It’s been a tough haul these past few weeks, what with packing and moving and sickness (oh my). Yesterday piled on the last couple straws, and I, in desperation and with many tears, broke down in an I-cannot-do-this-any-longer moment. After which I pulled myself together and promptly, well, did all those things I was sure only a second before I couldn’t do. Isn’t that the nature of the job? And not the writing job, sweet boy, but maybe the other stuff I do around here.
What I realize, when this happens, is that I haven’t been relying on God enough, or, if I’m going to be really honest, at all. I recognize this. God has the ultimate strength, the endless energy, the focus and patience and determination to get this done, if I just willingly tap into it. He can carry me in a way that no one else can. Yep. Again, I recognize this. But in practice–in the trenches, so to speak–it’s so much more difficult.

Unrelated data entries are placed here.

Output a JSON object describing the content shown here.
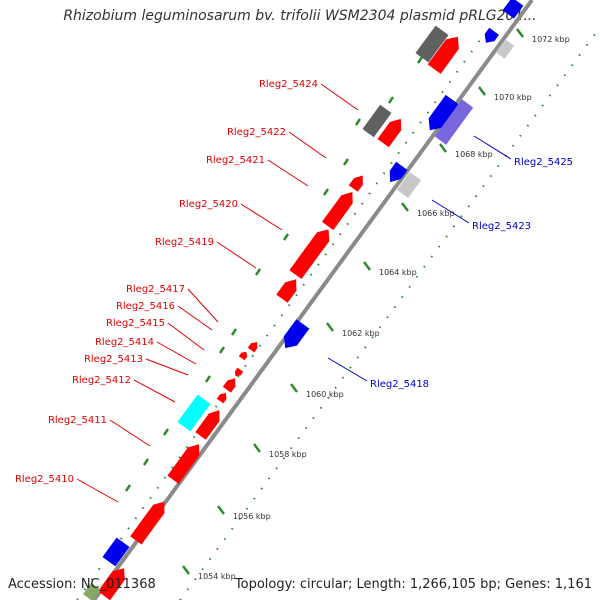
{
  "title": "Rhizobium leguminosarum bv. trifolii WSM2304 plasmid pRLG201...",
  "footer": {
    "accession": "Accession: NC_011368",
    "summary": "Topology: circular; Length: 1,266,105 bp; Genes: 1,161"
  },
  "colors": {
    "backbone": "#8a8a8a",
    "tick": "#2e8b2e",
    "left_label": "#e00000",
    "right_label": "#0000cc",
    "red": "#ff0000",
    "blue": "#0000ee",
    "gray": "#606060",
    "light_gray": "#c8c8c8",
    "cyan": "#00ffff",
    "violet": "#7766dd"
  },
  "ticks": [
    "1054 kbp",
    "1056 kbp",
    "1058 kbp",
    "1060 kbp",
    "1062 kbp",
    "1064 kbp",
    "1066 kbp",
    "1068 kbp",
    "1070 kbp",
    "1072 kbp"
  ],
  "labels_left": [
    "Rleg2_5424",
    "Rleg2_5422",
    "Rleg2_5421",
    "Rleg2_5420",
    "Rleg2_5419",
    "Rleg2_5417",
    "Rleg2_5416",
    "Rleg2_5415",
    "Rleg2_5414",
    "Rleg2_5413",
    "Rleg2_5412",
    "Rleg2_5411",
    "Rleg2_5410"
  ],
  "labels_right": [
    "Rleg2_5425",
    "Rleg2_5423",
    "Rleg2_5418"
  ]
}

I think of the common platitude: Let go and let God. Okay, sure. But (bear with me for a minute) let go and let God… what? Mop the floors? Change the sheets? Figure out how to put handles on our cabinets without getting any crooked?
I know: pray. Listen. Trust. They are all huge, beautiful, awesome things. Easy things, really. But it’s hard for me to focus on those when there seem to be a billion other things that want to be focused on instead. Or, in my usual fashion, focused on for about two seconds until I get distracted by focusing on something else for two seconds. My pastor had a great moment in his sermon on Sunday that we should be asking ourselves not what God would have us do in general but rather what He would have us do today. Just today. How could I minister to my world today? But this is my ministry, or one of them, to take care of our home and children. And right now, it’s getting the better of me. I feel my fists tightening around that ministry, and maybe that’s the whole point to the platitude. Prying my fingers off one at a time might be the first step to not choking the life out of it.
Of course, God, I might find it a little easier to focus, minister, trust, and serve if I could possibly sleep past 5am. But look–it’s six and the sun is rising, with small children soon to follow. Another day, another opportunity.